Let's rewrite the way we approach terrorism
Tuesday, February 14, 2017 1:16 PM
Throughout most of the last political year, the GOP continually made the effort to chastise former President Barack Obama for not addressing the terror problem in the Middle East and around the world. They claimed that by not calling it “Radical Islamic Terrorism” we cannot begin to confront this problem.
This turned into a concern for the people as well, both Democrat and Republican alike. People were legitimately confused about the president’s terminology and political correctness.
When I first heard of the issue, I dismissed it as one of the many trivial attacks by an opposition party to a president; however, as I pondered it more and more, I too was confused by the president’s language.
We all agree the problem is terrorism, and with much of recent attacks being made by ISIS affiliates – which are a form of radicalized Islam – how is it wrong to call it Radical Islamic Terrorism?
The answer is not that such terminology is wrong, but that it promotes a message that is harmful to our image in the Middle East.
In the United States, we have a tendency to be quite myopic. We never seem to consider the rest of the world and the the image we project. The phrase “Radical Islamic Terrorism” is the epitome of myopic.
For us, it might not seem that big of a deal; but for others, it means everything. When extremists across the globe hear these words continually uttered by the leaders of our country, they are more likely to participate in radicalized behavior and convert others to do the same. To them, our constant condemning of “Radical Islamic Terrorism” suggests that we are declaring war on Islam itself. They view this as proof that the West and Christianity for that matter are against Islam.

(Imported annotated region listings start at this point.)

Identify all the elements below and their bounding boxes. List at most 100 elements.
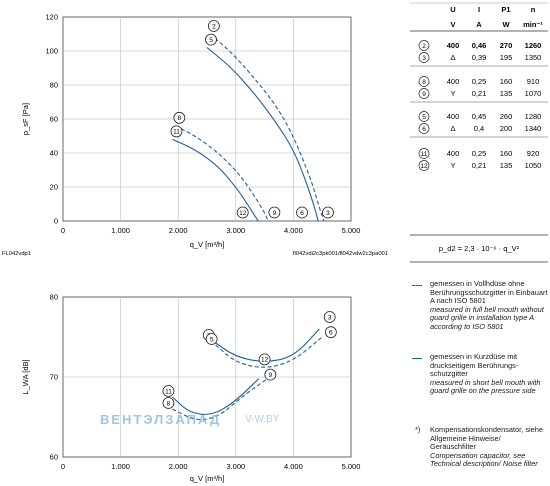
bottom-y-tick-label: 70 — [50, 373, 58, 382]
table-unit-p1: W — [502, 20, 510, 29]
bottom-marker-circle — [162, 397, 175, 409]
row-id-circle — [418, 52, 430, 63]
bottom-marker-8: 8 — [162, 397, 175, 409]
formula-text: p_d2 = 2,3 · 10⁻⁶ · q_V² — [439, 244, 520, 253]
note-mark: *) — [415, 425, 421, 434]
table-unit-i: A — [476, 20, 482, 29]
dashed-legend-line — [412, 285, 422, 286]
bottom-x-tick-label: 0 — [61, 462, 65, 471]
table-cell: 160 — [500, 77, 513, 86]
table-cell: 400 — [447, 112, 460, 121]
table-cell: 135 — [500, 89, 513, 98]
top-marker-11: 11 — [170, 125, 183, 138]
table-row: 9 Y 0,21 135 1070 — [418, 88, 542, 99]
solid-legend-line — [412, 358, 422, 359]
row-id-circle — [418, 40, 430, 51]
table-header-n: n — [531, 5, 536, 14]
bottom-marker-circle — [258, 353, 271, 366]
row-id: 6 — [422, 126, 426, 133]
bottom-y-tick-label: 80 — [50, 293, 58, 302]
table-cell: 135 — [500, 161, 513, 170]
bottom-marker-label: 9 — [269, 372, 273, 379]
row-id: 3 — [422, 55, 426, 62]
top-marker-label: 8 — [178, 115, 182, 122]
table-cell: 0,25 — [472, 77, 487, 86]
bottom-y-tick-label: 60 — [50, 453, 58, 462]
top-y-tick-label: 20 — [50, 183, 58, 192]
table-cell: 400 — [447, 149, 460, 158]
bottom-marker-12: 12 — [258, 353, 271, 366]
row-id: 2 — [422, 43, 426, 50]
bottom-marker-label: 8 — [167, 400, 171, 407]
table-cell: 1350 — [525, 53, 542, 62]
top-marker-12: 12 — [236, 206, 249, 219]
table-cell: 0,21 — [472, 161, 487, 170]
row-id: 12 — [420, 163, 428, 170]
top-marker-8: 8 — [173, 111, 186, 124]
table-cell: 0,4 — [474, 124, 484, 133]
top-y-tick-label: 80 — [50, 81, 58, 90]
table-unit-n: min⁻¹ — [523, 20, 543, 29]
top-marker-circle — [322, 206, 334, 219]
capacitor-note-en: Compensation capacitor, see Technical de… — [430, 450, 538, 469]
top-marker-circle — [205, 33, 217, 46]
capacitor-note: Kompensationskondensator, siehe Allgemei… — [430, 425, 548, 469]
top-x-tick-label: 0 — [61, 226, 65, 235]
bottom-marker-circle — [324, 326, 337, 339]
table-row: 3 Δ 0,39 195 1350 — [418, 52, 542, 63]
top-x-tick-label: 3.000 — [226, 226, 245, 235]
table-cell: 1070 — [525, 89, 542, 98]
bottom-x-tick-label: 3.000 — [226, 462, 245, 471]
top-x-axis-label: q_V [m³/h] — [190, 240, 225, 249]
top-marker-label: 11 — [173, 129, 180, 136]
row-id-circle — [418, 88, 430, 99]
top-x-tick-label: 2.000 — [169, 226, 188, 235]
table-cell: 160 — [500, 149, 513, 158]
bottom-marker-label: 12 — [261, 357, 269, 364]
top-y-axis-label: p_sF [Pa] — [21, 103, 30, 135]
top-x-tick-label: 1.000 — [111, 226, 130, 235]
watermark-brand: ВЕНТЭЛЗАПАД — [100, 412, 222, 427]
bottom-marker-circle — [323, 311, 336, 323]
top-marker-label: 5 — [209, 37, 213, 44]
bottom-y-axis-label: L_WA [dB] — [21, 359, 30, 394]
table-cell: Δ — [450, 53, 455, 62]
top-y-tick-label: 0 — [54, 217, 58, 226]
row-id: 5 — [422, 114, 426, 121]
top-footer-right: fl042vdi2c3pk001/fl042vdw2c3pa001 — [293, 251, 388, 257]
bottom-marker-circle — [264, 368, 277, 381]
top-grid — [63, 17, 351, 221]
table-cell: 910 — [527, 77, 540, 86]
bottom-marker-circle — [162, 385, 175, 397]
top-marker-6: 6 — [296, 206, 308, 219]
top-marker-circle — [268, 206, 281, 219]
bottom-ticks: 0 1.000 2.000 3.000 4.000 5.000 60 70 80 — [50, 293, 361, 472]
top-curve-11 — [172, 138, 259, 222]
bottom-marker-5: 5 — [205, 333, 218, 345]
table-cell: 270 — [500, 41, 513, 50]
row-id-circle — [418, 160, 430, 171]
top-footer-left: FL042vdp1 — [2, 251, 31, 257]
dashed-legend-en: measured in full bell mouth without guar… — [430, 304, 544, 331]
top-x-tick-label: 4.000 — [284, 226, 303, 235]
top-x-tick-label: 5.000 — [342, 226, 361, 235]
table-cell: 0,25 — [472, 149, 487, 158]
bottom-marker-6: 6 — [324, 326, 337, 339]
table-cell: 0,46 — [472, 41, 487, 50]
bottom-grid — [63, 297, 351, 457]
row-id-circle — [418, 148, 430, 159]
table-cell: 260 — [500, 112, 513, 121]
bottom-curve-11 — [172, 378, 260, 415]
top-y-tick-label: 60 — [50, 115, 58, 124]
bottom-marker-11: 11 — [162, 385, 175, 397]
top-ticks: 0 1.000 2.000 3.000 4.000 5.000 0 20 40 60 80 100 12… — [45, 13, 360, 236]
table-header-i: I — [478, 5, 480, 14]
top-y-tick-label: 40 — [50, 149, 58, 158]
top-curve-8 — [175, 125, 269, 222]
row-id-circle — [418, 76, 430, 87]
top-marker-2: 2 — [207, 20, 220, 32]
bottom-markers: 2511812936 — [162, 311, 337, 409]
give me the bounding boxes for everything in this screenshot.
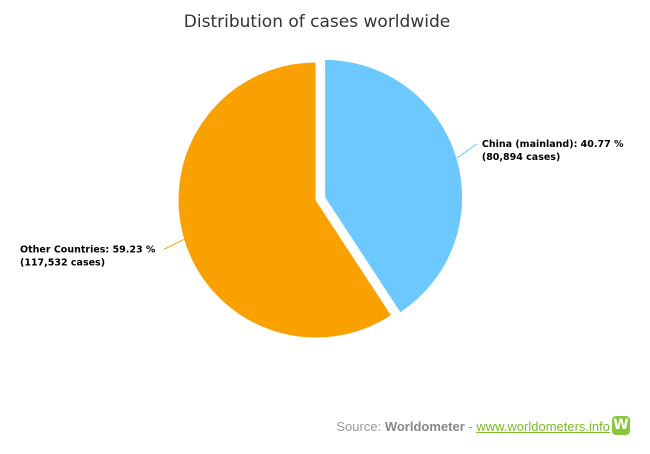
slice-sublabel-1: (117,532 cases) [20,257,105,268]
label-connector-0 [456,143,478,159]
chart-title: Distribution of cases worldwide [184,12,450,32]
slice-label-0: China (mainland): 40.77 % [482,139,624,150]
source-link[interactable]: www.worldometers.info [476,419,610,434]
source-prefix: Source: [336,419,382,434]
source-separator: - [468,419,473,434]
pie-slice-1[interactable] [177,61,393,339]
source-name: Worldometer [384,419,465,434]
label-connector-1 [163,239,184,250]
slice-sublabel-0: (80,894 cases) [482,152,560,163]
source-credit: Source: Worldometer - www.worldometers.i… [336,419,610,434]
pie-slice-0[interactable] [324,58,464,314]
worldometer-logo[interactable]: W [612,416,630,435]
slice-label-1: Other Countries: 59.23 % [20,244,156,255]
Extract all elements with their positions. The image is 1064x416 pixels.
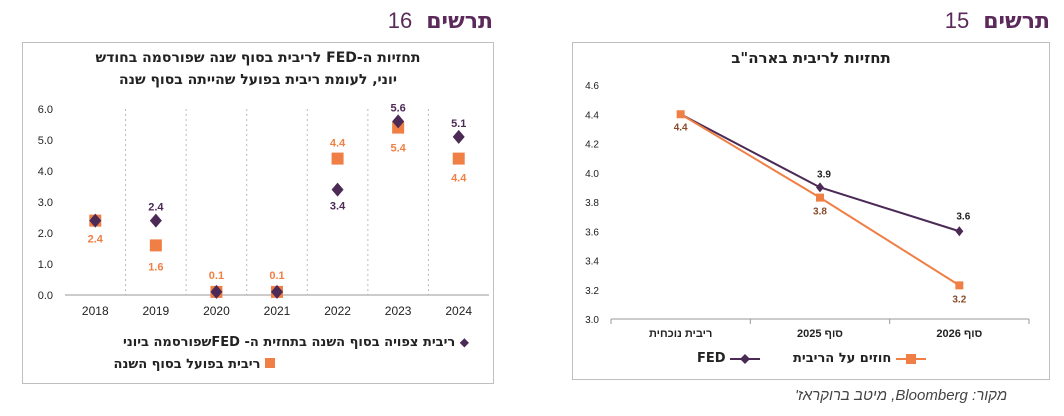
chart-16-actual-label: 5.4 [390, 143, 406, 155]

I am definitely not affirming that this perception is true in any way, but perception is reality. If extremists think that we are anti-Muslim and that we are a Christian-sponsored nation, then it really does not matter if we disagree with them because ultimately we may be the ones who pay the price for something so petty.
The war on terrorism is a tricky conflict. Instead of going to war with a specific nation or government, we are going to war with an idea. This idea is frankly that the West is evil and at war with Islam, and a drone strike here and there won’t stop people from thinking that.
However, if the leadership of the United States can project a better image of Western benevolence and end anti-Muslim rhetoric, we might have a better chance at ending the conflict. Combat operations do serve an important role, but sometimes our words may be more important.
So, in conclusion, if you were ever confused why some refuse to use the term “Radical Islamic Terrorism,” it is simply because it makes those who want to do us harm more likely to do us harm, and it perpetuates the idea that Christianity and the West are at war with Islam.
This political game of semantics will not help us in the long run. I’ve always heard that the pen is mightier than the sword, so let’s give it a shot and rewrite the way we approach terrorism.
Jarrod Dickens (a pseudonym) is an area high school student and a columnist for The Highland County Press.